O elemento decisivo está no resultado da manometria cardíaca: uma curva "dip-and-plateau" (ou "raiz quadrada") indica forte restrição ao enchimento diastólico em ambos ventrículos, típico de pericardite constritiva. Na ventriculografia, a "amputação" das pontas ventriculares e regurgitação valvar decorrem do mesmo mecanismo restritivo.
Análise do erro na alternativa "Certo":
A alternativa é incorreta. A endomiocardiofibrose é uma miocardiopatia restritiva, não hipertrófica. Segundo a Sociedade Brasileira de Cardiologia (SBC), a EMF cursa com fibrose endocárdica, obliteração apical e pode causar regurgitação valvar, mas as alterações hemodinâmicas e ecocardiográficas predominam na extensa fibrose apical, o que não foi destacado nos dados fornecidos. Além disso, o termo "miocardiopatia hipertrófica" refere-se a outra entidade patológica, caracterizada por hipertrofia de parede com obstrução do trato de saída, ausente no quadro exposto.
Justificativa da alternativa "Errado":
A hipótese diagnóstica mais plausível é pericardite constritiva. Nos protocolos e literatura, a pericardite constritiva apresenta sintomas de insuficiência cardíaca direita com sinais de restrição diastólica (padrão dip-and-plateau), hepatomegalia pulsátil e ascite, com regurgitação valvar funcional.

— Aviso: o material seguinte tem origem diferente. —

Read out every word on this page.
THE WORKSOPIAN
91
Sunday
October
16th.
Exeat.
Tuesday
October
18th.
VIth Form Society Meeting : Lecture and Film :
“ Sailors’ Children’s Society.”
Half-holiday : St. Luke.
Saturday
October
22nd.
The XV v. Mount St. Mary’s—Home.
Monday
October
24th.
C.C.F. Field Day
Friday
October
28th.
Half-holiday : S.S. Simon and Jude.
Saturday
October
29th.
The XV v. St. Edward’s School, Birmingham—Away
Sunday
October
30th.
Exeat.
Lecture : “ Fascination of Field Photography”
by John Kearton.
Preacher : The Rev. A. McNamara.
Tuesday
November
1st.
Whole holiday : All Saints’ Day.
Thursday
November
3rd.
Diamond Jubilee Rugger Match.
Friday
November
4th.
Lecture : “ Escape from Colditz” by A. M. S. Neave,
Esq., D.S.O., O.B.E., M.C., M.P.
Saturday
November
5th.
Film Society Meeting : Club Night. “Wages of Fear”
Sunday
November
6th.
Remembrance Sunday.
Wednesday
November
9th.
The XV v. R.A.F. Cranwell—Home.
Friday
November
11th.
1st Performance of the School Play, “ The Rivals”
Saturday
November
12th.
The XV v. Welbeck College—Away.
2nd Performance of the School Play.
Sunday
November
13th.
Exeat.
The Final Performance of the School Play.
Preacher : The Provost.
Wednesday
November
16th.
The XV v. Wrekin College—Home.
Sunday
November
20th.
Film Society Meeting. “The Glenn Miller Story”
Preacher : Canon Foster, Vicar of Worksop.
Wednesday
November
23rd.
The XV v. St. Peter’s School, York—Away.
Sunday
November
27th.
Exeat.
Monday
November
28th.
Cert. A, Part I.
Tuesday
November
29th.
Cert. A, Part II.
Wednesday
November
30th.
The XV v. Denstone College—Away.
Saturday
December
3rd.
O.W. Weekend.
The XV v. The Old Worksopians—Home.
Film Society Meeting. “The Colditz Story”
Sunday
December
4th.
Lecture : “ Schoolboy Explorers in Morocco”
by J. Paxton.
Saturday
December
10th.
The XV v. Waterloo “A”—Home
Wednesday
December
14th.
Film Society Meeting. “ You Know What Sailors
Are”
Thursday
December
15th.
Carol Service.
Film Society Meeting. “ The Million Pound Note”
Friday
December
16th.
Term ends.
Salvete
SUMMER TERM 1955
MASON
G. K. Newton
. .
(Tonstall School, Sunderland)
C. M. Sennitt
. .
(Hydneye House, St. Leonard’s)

O Protocolo Clínico da SBC detalha: “A manometria cardíaca com padão ‘raiz quadrada’ é característica da pericardite constritiva, distinguindo-a de outras cardiomiopatias restritivas.” (SBC, 2020).
Estratégia para provas: Nas questões de diagnóstico diferencial, priorize os achados hemodinâmicos e a associação dos sintomas com exames complementares, atentos a pegadinhas como a confusão entre EMF e miocardiopatia hipertrófica. Palavras como “hipertrófica”, quando mal aplicadas, tendem a indicar erro conceitual.
Resumo: Trata-se de pericardite constritiva. Endomiocardiofibrose não é miocardiopatia hipertrófica, e não se encaixa plenamente no quadro hemodinâmico descrito.